Ostensibly, Teddy Ferrara is based on the real life events surrounding American student Tyler Clementi, who, in 2010, took his own life after discovering that his roommate had been spying on his gay 'encounters'. The eponymous character goes through the same experience in the first act of the play and we see how this impacts the students and faculty at his University as they try to accept and learn from the culture of bullying towards minorities that this has thrown into the headlights. So far, so simple and - whilst arguably a little passé for a London theatre audience who likely have a more advanced understanding of equality than most - so worthy a subject to deal with. However, in reality, this story seems to exist here mainly as a subplot for which to carry the other characters and their individual life issues; not really about Teddy, but rather about their own back stories. Yes, bullying and suicide are indeed explored, but so is neurosis, loneliness, trust, politics, labelling, disability, hypocrisy, self pity, sex, closetedness... I could go on...

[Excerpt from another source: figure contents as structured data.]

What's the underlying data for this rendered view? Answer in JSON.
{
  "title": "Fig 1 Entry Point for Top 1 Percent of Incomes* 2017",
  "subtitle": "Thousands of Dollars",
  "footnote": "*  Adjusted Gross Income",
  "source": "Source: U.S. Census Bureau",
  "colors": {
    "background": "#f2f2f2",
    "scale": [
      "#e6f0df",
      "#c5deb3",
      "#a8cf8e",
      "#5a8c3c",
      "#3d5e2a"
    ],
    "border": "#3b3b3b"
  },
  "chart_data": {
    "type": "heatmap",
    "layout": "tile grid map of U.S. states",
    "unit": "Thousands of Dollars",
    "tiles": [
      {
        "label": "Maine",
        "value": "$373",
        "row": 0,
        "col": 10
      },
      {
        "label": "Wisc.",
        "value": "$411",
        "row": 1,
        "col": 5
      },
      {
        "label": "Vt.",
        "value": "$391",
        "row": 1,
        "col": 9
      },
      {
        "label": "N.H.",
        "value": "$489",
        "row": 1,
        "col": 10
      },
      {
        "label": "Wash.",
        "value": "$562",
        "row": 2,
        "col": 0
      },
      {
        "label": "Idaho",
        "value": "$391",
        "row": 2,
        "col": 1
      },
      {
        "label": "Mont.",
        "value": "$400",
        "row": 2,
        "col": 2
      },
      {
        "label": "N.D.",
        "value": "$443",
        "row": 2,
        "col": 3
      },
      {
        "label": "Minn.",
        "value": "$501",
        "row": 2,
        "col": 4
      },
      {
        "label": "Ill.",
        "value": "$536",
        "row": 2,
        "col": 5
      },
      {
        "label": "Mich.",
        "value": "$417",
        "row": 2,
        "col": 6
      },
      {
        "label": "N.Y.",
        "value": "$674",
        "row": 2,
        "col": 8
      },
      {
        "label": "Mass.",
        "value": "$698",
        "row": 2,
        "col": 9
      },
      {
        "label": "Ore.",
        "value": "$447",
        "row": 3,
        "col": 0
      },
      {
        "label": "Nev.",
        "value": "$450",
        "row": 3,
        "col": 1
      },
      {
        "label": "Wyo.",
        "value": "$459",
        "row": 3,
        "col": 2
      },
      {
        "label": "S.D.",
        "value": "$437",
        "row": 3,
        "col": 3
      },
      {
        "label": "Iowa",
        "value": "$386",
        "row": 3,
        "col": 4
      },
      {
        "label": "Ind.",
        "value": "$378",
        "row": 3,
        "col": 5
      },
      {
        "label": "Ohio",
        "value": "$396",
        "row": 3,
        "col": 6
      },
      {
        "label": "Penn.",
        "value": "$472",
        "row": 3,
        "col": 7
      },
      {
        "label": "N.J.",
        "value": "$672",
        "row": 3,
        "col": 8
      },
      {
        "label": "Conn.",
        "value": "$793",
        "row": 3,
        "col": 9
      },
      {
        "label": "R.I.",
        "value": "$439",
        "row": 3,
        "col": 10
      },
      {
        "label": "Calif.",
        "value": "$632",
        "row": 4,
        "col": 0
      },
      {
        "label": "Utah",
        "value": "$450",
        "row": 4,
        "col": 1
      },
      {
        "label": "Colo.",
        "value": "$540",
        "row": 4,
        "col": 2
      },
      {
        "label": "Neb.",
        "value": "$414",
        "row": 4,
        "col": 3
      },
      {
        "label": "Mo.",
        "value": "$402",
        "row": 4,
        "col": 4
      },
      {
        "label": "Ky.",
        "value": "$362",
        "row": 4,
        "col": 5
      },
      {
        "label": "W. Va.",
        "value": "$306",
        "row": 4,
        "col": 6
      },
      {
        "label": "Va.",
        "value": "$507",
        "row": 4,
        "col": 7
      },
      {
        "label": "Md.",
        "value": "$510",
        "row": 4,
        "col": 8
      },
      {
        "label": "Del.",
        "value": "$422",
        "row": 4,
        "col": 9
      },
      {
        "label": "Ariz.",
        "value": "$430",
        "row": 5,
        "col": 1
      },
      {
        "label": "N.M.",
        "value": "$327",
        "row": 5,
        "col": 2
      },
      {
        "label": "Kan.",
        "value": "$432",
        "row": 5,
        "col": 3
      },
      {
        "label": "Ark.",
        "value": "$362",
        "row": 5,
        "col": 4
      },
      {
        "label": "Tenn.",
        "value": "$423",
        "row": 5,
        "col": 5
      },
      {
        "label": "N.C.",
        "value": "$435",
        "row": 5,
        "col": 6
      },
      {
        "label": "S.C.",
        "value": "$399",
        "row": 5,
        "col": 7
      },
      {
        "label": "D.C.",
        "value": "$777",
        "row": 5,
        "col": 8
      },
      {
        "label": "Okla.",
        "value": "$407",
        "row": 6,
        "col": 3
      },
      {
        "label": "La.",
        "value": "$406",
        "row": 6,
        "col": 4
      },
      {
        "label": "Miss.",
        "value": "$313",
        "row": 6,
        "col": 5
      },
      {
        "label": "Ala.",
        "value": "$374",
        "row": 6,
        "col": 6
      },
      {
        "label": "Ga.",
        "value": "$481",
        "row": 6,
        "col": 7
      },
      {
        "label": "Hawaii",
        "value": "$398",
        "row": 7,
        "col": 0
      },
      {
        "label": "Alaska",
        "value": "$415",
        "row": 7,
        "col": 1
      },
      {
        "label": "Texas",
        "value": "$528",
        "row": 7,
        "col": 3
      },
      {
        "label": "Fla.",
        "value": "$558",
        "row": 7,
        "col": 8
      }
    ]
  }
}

For me the piece is ultimately an exploration of how non-verbal communication can lead to isolation and a lack of self identity in today's world. I don't know if the playwright, Christopher Shinn, set out to make this point, but his writing definitely alludes to that. There are constant references to "texting" both as a means of keeping couples together and driving them apart, whilst in face to face communication, they find it difficult to commit or emote. A Facebook community is seen as the most natural and effective way to bring people together (exemplified by the lack of attendance at the initial LBTGQ group "real life" meeting and the ongoing forgetfulness to invite outsider Teddy to join that all-important Facebook group).

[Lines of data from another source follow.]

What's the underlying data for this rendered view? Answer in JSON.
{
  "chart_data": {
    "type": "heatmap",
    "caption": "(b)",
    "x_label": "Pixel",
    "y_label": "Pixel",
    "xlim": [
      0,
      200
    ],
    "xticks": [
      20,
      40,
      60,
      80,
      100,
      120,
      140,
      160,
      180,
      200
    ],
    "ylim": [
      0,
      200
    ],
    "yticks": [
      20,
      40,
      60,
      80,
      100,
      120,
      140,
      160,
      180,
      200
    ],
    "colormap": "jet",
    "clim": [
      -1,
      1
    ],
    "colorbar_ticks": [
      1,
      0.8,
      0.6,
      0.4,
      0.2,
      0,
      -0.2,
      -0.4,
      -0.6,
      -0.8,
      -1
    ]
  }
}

And it isn't only the references to non-verbal communication that make this point. Stylistically the dialogue between characters is at times clunky and lacking of any reality of how people speak - making it difficult for the actors to convince us that there are any real relationships (or even listening) taking place ("I think I'm depressed. Will you rub my feet?", "We can go for a walk (but) it doesn't have to be a 'walk'" make you wince rather than believe in any building of emotion). However when it comes to monologues or speeches - particularly by Matthew Marsh as the University President wanting to run for Senate - the characters suddenly come alive. The fact that they only seem real when they're not listening adds to the feeling that we're only comfortable when in our own world, whilst inexorably lonely for not knowing what our role in the wider world should be.

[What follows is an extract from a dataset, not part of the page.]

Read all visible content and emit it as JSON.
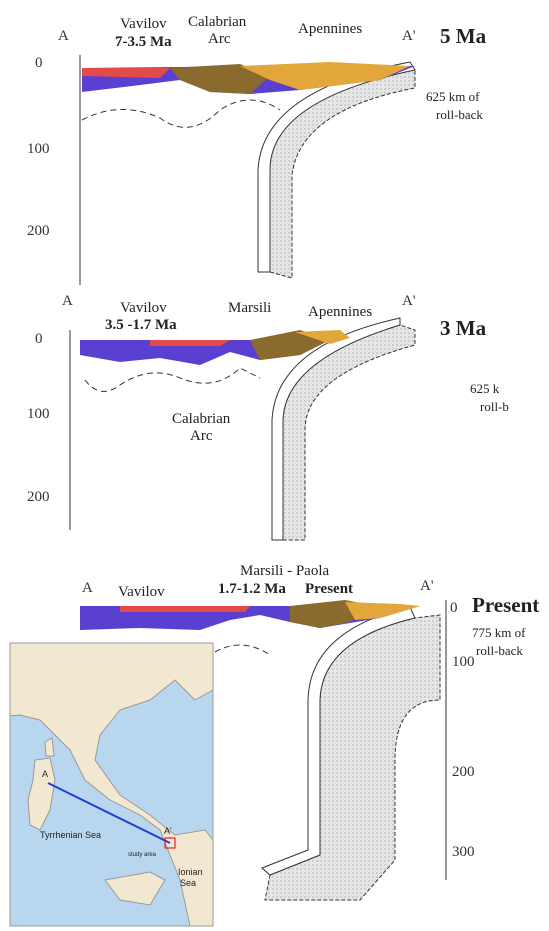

With so many subplots going on - and the lack of belief we have for the relationships playing out in front of us - the many scenes are raced on and off stage with plot time moving forward in the flick of a lighting cue, giving us little time to catch up. It starts to feel like a feature length episode of a soap opera that wants to give air time to every theme it possibly can - at the expense of anything getting the time it really needs or deserves.
The times it does grab you are when Teddy himself is on stage in the first act ("Ted - that's what I call myself on Facebook"; giving another nod to our strive to create our 'selves'). Ryan McParland demands your focus as he embodies this ultimately dislikeable character - dislikeable not for any real reasons other than his awkward gait, his mouth cankers that mean globs of spittle appear on his lip and slop onto the floor, and his lack of social conversational skills (inappropriately offering sex as the way to connect with other gay men he's just met as he does in his online webcam site persona where he has seen that people seem to listen to him providing they can then watch him masturbate. The importance of anonymous sex for gay men is another of the many big and interesting subjects that is touched on from time to time - but as one of the many it also doesn't really go anywhere). McParland creates his own pace when on stage and it is his scenes that are the most believable - there is no actorly or verbal awkwardness in his betrayal of the character's awkwardness and his performance is all the better for this. There are big things ahead for the actor and his performance alone makes the play worth seeing - I wouldn't be surprised by an award or two for him, if not for the play itself.
It's a shame that a piece which seems to have started off with so much to say about such an important theme has ended up saying very little about too many themes. The challenges to our culture, the lessons we could learn, the emotions it could create, are all opportunities that have been missed by feeding us way too many ingredients to fully digest any with satisfaction. I don't know if the cast are struggling with this too but at the curtain call they seemed to display an air of sadness as they took their bow that unfortunately wasn't shared by a somewhat unemotional and confused audience.